The inertialess immiscible displacement of a viscoplastic material by a second viscoplastic material in a pressure-driven capillary plane channel is numerically analyzed. The fluids are modeled as Bingham materials with a regularization function proposed by Papanastasiou (1987). We use an elliptic mesh generation technique, coupled with the Galerkin finite element method, to compute the velocity field and determine the position and shape of the interface. The main focus of the present paper is to investigate the fraction of mass attached to the wall and the flow regimes as functions of the capillary number, the viscosity ratio, and the yield numbers, defined as the ratio of the yield stress to the characteristic viscous stress, of the displacing and displaced materials. We also show the yielding and unyielding zones of several representative cases. We have constructed maps of the streamlines in the Cartesian space defined by the yield numbers and capillary numbers for fixed viscosity ratio in order to capture the bypass and recirculating flow regimes. We show that for the cases we analyzed, changing the yield number of the displaced fluid has more impact than changing the yield number of the displacing fluid.
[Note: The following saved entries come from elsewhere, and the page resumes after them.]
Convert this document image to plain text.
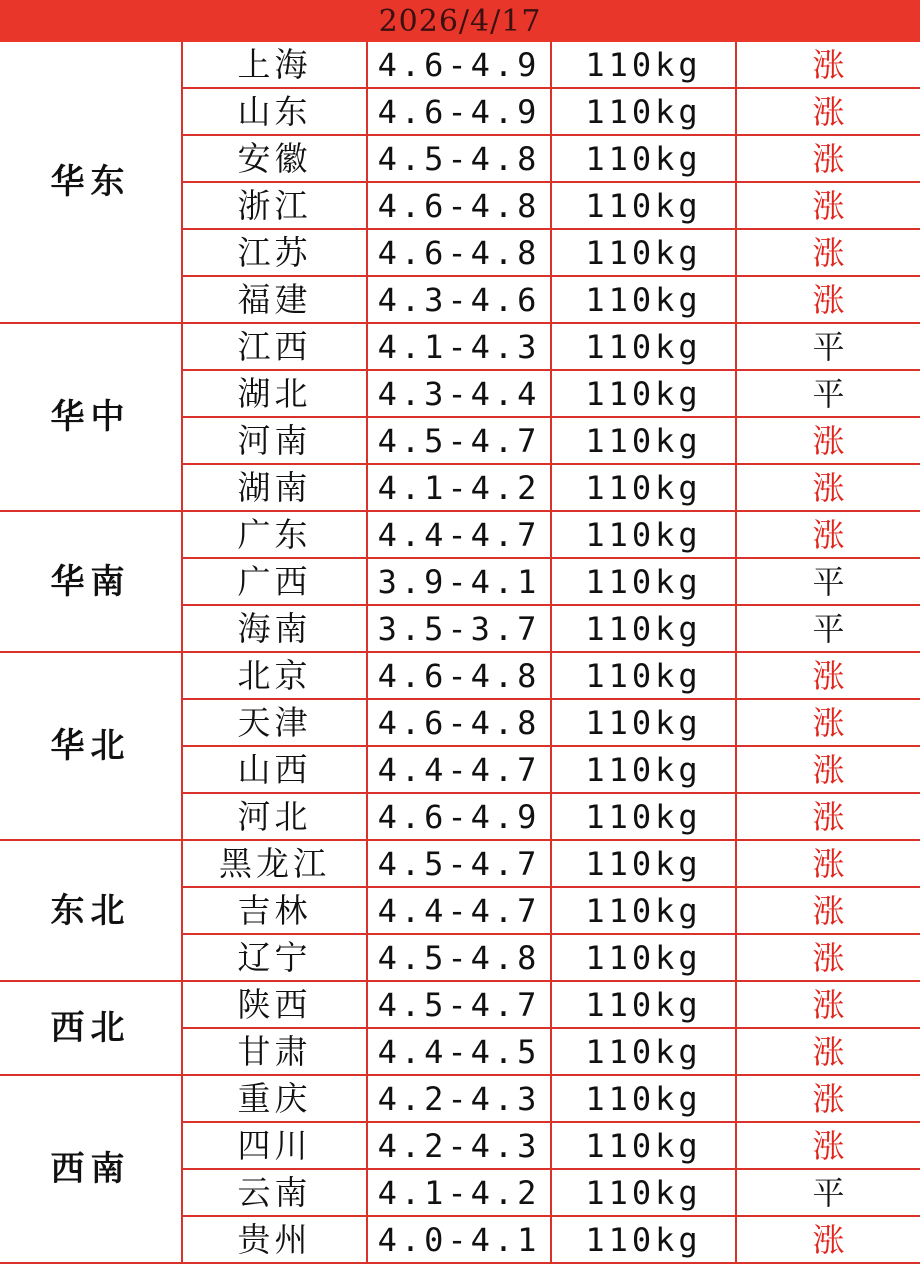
2026/4/17
华东	上海	4.6-4.9	110kg	涨
	山东	4.6-4.9	110kg	涨
	安徽	4.5-4.8	110kg	涨
	浙江	4.6-4.8	110kg	涨
	江苏	4.6-4.8	110kg	涨
	福建	4.3-4.6	110kg	涨
华中	江西	4.1-4.3	110kg	平
	湖北	4.3-4.4	110kg	平
	河南	4.5-4.7	110kg	涨
	湖南	4.1-4.2	110kg	涨
华南	广东	4.4-4.7	110kg	涨
	广西	3.9-4.1	110kg	平
	海南	3.5-3.7	110kg	平
华北	北京	4.6-4.8	110kg	涨
	天津	4.6-4.8	110kg	涨
	山西	4.4-4.7	110kg	涨
	河北	4.6-4.9	110kg	涨
东北	黑龙江	4.5-4.7	110kg	涨
	吉林	4.4-4.7	110kg	涨
	辽宁	4.5-4.8	110kg	涨
西北	陕西	4.5-4.7	110kg	涨
	甘肃	4.4-4.5	110kg	涨
西南	重庆	4.2-4.3	110kg	涨
	四川	4.2-4.3	110kg	涨
	云南	4.1-4.2	110kg	平
	贵州	4.0-4.1	110kg	涨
Besides that transition flow patterns of the viscoplastic-viscoplastic displacement can be very different from the ones obtained in the Newtonian-Newtonian displacement problem. Increasing the yield number of the displacing fluid or the displaced one induces a thinner film of mass attached to the wall. Finally, we found that when the capillary number changes, the yielded zones change in a complex manner, i.e. regions that were yielded turn to unyielded and vice versa. (C) 2013 Published by Elsevier Ltd.